Hymn History:  Be Still, My Soul    

"Be Still, My Soul" really had three persons who put it together as the hymn we sing today. Katharina von Schlegel, a notable woman of the Pietism Revival , wrote the words, originally in German. One hundred years later the hymn was translated into English, fortunately for us, by Jane Borthwick. And our last contributor was Finland's greatest-composer, Jean Sibelius. One movement from his "Finlandia" is used as the tune for our hymn. God used three people from three countries to put together a hymn that teaches us that God is in control and to wait on Him.

This hymn was reportedly the favorite of Eric Liddell, the athlete who became famous in the 1924 Olympics for refusing to run on the Sabbath (see the mo­vie Chariots of Fire). Liddell later became a missionary in China, and was imprisoned during World War II. He is said to have taught this hymn to others in the prison camp (where he eventually died of a brain tumor).

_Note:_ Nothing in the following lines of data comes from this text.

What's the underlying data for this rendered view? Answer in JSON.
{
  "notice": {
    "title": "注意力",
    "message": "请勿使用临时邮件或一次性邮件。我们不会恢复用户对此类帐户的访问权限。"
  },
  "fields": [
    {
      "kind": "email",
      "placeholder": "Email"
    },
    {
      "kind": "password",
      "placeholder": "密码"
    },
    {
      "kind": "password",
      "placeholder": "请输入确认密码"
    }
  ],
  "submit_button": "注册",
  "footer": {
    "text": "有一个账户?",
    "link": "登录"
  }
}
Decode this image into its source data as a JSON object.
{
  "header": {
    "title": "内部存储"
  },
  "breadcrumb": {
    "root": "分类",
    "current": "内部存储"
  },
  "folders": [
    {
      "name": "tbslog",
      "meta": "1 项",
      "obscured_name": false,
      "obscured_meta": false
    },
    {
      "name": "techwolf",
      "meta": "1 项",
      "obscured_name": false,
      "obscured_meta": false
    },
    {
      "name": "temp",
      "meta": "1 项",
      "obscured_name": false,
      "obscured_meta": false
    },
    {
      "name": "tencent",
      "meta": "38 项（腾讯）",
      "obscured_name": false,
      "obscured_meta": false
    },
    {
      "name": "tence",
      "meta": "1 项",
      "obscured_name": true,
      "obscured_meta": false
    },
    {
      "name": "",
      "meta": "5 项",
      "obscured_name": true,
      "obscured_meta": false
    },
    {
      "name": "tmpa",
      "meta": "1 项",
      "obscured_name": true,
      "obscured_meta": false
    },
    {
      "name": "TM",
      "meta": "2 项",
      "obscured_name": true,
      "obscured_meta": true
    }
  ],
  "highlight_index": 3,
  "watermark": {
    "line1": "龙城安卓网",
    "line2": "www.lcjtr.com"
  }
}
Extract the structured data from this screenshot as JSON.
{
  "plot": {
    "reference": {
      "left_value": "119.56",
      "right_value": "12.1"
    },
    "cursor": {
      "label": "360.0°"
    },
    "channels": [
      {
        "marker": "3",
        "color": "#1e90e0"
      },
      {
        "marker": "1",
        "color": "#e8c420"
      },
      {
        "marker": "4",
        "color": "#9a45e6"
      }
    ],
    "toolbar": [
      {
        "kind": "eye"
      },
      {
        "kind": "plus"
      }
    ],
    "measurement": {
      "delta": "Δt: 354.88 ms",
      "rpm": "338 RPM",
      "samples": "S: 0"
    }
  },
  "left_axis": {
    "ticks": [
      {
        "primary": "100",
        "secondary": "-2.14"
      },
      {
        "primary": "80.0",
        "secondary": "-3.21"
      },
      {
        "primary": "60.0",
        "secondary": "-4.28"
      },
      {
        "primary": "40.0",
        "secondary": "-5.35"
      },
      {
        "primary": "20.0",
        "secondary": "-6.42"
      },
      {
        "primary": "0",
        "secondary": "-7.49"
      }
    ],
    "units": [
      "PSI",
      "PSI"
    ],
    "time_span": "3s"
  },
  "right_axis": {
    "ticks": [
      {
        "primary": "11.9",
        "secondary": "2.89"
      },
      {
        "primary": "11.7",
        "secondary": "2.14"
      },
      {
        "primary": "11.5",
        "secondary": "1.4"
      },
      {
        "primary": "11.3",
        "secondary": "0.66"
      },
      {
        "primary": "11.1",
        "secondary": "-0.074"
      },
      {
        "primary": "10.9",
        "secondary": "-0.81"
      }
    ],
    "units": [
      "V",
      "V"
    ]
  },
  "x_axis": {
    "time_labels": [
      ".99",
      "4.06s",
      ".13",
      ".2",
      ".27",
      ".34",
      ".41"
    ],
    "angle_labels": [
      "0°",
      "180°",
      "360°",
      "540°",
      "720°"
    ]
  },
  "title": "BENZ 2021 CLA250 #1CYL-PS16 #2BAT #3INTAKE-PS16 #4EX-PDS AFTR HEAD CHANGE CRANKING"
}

  • The Lyrics:  Be Still, My Soul.

​​​Be still, my soul--
The Lord is on thy side!  
Bear patiently the cross of grief or pain;
Leave to thy God to order and provide.
In ev'ry change He faithful will remain.
Be still, my soul--
Thy best, thy heav'nly Friend
Thru thorny ways leads to a joyful end.

Be still, my soul! thy God doth undertake
To guide the future as he has the past.
Thy hope, thy confidence let nothing shake;
All now mysterious shall be bright at last.
Be still, my soul! the waves and winds still know
His voice who ruled them while He dwelt below.

Be still, my soul! the hour is hastening on
When we shall be forever with the Lord,
When disappointment, grief, and fear are gone,
Sorrow forgot, love's purest joys restored.
Be still, my soul! when change and tears are past,
All safe and blessed we shall meet at last.